Non è una persona sola a parlare, sono due. Forse persino tre. Mi avvicino al cancelletto con l'intento di sbirciare, giusto a controllare che nessuno si sia avvicinato troppo; il flash del telefono si affievolisce fino a scomparire. La casa con il proprietario a me sconosciuto sembra aver preso vita: una persona è all'interno del giardino, altre due sono al di fuori di esso e la luce della veranda illumina buona parte dell'abitazione.

La prima voce che ho sentito appartiene a una donna. È piuttosto anziana e sembra essere nella mia stessa condizione: con una coperta intorno alle spalle. Forse è saltata la corrente anche da lei, eppure la presenza di due uomini, appena al di fuori del suo cancello, non mi convince a pieno; ho quasi l'intenzione di chiamare Dylan.

«Bart, te l'ho già detto...»

«Non mi toccare, Clint.» Il braccio dell'uomo, posato sulla spalla dell'altro come a trattenerlo dal muoversi, viene scansato con facilità.

«Non puoi stare qui» la voce della signora anziana è flebile, ma secca e ferma. «Lo sai bene.»

«Questa è casa mia» l'uomo chiamato Bart invece ha un tono strascicato, sembra persino ubriaco. «Ho il diritto di entrare.»

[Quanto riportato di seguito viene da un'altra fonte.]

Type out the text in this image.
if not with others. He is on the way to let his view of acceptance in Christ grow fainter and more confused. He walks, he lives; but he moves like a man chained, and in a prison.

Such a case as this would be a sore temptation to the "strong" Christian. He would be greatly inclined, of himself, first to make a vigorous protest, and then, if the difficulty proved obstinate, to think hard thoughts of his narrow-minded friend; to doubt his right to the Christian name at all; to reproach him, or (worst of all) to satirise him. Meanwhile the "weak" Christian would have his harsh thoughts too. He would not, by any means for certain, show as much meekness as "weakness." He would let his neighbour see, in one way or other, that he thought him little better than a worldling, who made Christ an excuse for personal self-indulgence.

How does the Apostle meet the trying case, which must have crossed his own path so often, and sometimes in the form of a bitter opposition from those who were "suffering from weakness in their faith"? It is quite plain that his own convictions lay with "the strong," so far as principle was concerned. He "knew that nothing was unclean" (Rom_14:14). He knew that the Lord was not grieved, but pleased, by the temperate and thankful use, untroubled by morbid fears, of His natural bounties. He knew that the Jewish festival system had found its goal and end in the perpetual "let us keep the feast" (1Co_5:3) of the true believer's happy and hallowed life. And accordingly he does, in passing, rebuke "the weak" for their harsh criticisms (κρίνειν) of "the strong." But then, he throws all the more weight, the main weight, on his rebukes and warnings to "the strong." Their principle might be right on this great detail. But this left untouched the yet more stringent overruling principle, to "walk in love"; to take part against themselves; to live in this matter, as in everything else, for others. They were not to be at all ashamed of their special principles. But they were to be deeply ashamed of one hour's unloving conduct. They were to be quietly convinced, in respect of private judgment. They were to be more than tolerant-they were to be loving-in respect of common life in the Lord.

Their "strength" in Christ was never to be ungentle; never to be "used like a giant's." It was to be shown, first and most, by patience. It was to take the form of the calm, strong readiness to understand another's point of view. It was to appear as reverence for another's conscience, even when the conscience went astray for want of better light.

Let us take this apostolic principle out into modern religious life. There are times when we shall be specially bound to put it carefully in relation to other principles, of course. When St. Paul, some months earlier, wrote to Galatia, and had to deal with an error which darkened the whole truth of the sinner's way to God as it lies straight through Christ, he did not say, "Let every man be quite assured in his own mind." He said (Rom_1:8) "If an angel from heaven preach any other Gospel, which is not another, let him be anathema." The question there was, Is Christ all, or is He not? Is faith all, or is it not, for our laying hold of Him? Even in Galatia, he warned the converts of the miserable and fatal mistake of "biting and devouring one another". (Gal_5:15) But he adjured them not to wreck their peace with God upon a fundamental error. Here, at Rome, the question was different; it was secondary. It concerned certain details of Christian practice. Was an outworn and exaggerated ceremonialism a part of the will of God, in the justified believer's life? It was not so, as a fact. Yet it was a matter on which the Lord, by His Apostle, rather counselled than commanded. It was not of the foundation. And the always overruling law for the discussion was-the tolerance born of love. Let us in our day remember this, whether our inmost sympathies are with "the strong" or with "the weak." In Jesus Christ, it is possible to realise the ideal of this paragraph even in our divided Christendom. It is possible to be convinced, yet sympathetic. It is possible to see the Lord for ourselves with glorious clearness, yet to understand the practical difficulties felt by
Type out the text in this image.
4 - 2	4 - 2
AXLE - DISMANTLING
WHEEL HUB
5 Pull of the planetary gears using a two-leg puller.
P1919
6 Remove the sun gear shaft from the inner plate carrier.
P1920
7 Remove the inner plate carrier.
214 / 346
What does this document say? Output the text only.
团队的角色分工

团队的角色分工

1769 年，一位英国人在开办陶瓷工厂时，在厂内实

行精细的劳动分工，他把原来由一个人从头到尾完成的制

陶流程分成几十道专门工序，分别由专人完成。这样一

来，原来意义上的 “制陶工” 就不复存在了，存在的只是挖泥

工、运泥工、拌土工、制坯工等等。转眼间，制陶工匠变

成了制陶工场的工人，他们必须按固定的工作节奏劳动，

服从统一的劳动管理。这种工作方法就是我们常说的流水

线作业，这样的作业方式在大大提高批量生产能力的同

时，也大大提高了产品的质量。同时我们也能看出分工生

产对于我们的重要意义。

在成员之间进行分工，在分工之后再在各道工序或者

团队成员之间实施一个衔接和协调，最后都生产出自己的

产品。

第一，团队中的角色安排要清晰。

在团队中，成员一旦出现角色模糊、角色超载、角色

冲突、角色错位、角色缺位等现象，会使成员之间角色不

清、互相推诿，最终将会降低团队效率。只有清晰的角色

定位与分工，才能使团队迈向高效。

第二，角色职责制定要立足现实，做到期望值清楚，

«No Bart, c'è una cazzo di restrizione nei tuoi confronti!» La voce del secondo uomo sovrasta quella di Bart e mi ritrovo a stringere il cancelletto senza che quasi me ne renda conto. «Sei ubriaco fradicio, devi andartene prima che qualcuno ti senta e chiami la polizia. Ti sbatteranno dentro non appena ti vedranno in questo stato. Il solo fatto di esserti avvicinato...»

«Chiudi quella cazzo di bocca!» Urla Bart, interrompendo il discorso dell'uomo chiamato Clint. «Mamma, apri questo maledetto cancello e fammi entrare.» Il suo ordine viene ignorato dalla donna, la quale si rivolge all'altro uomo.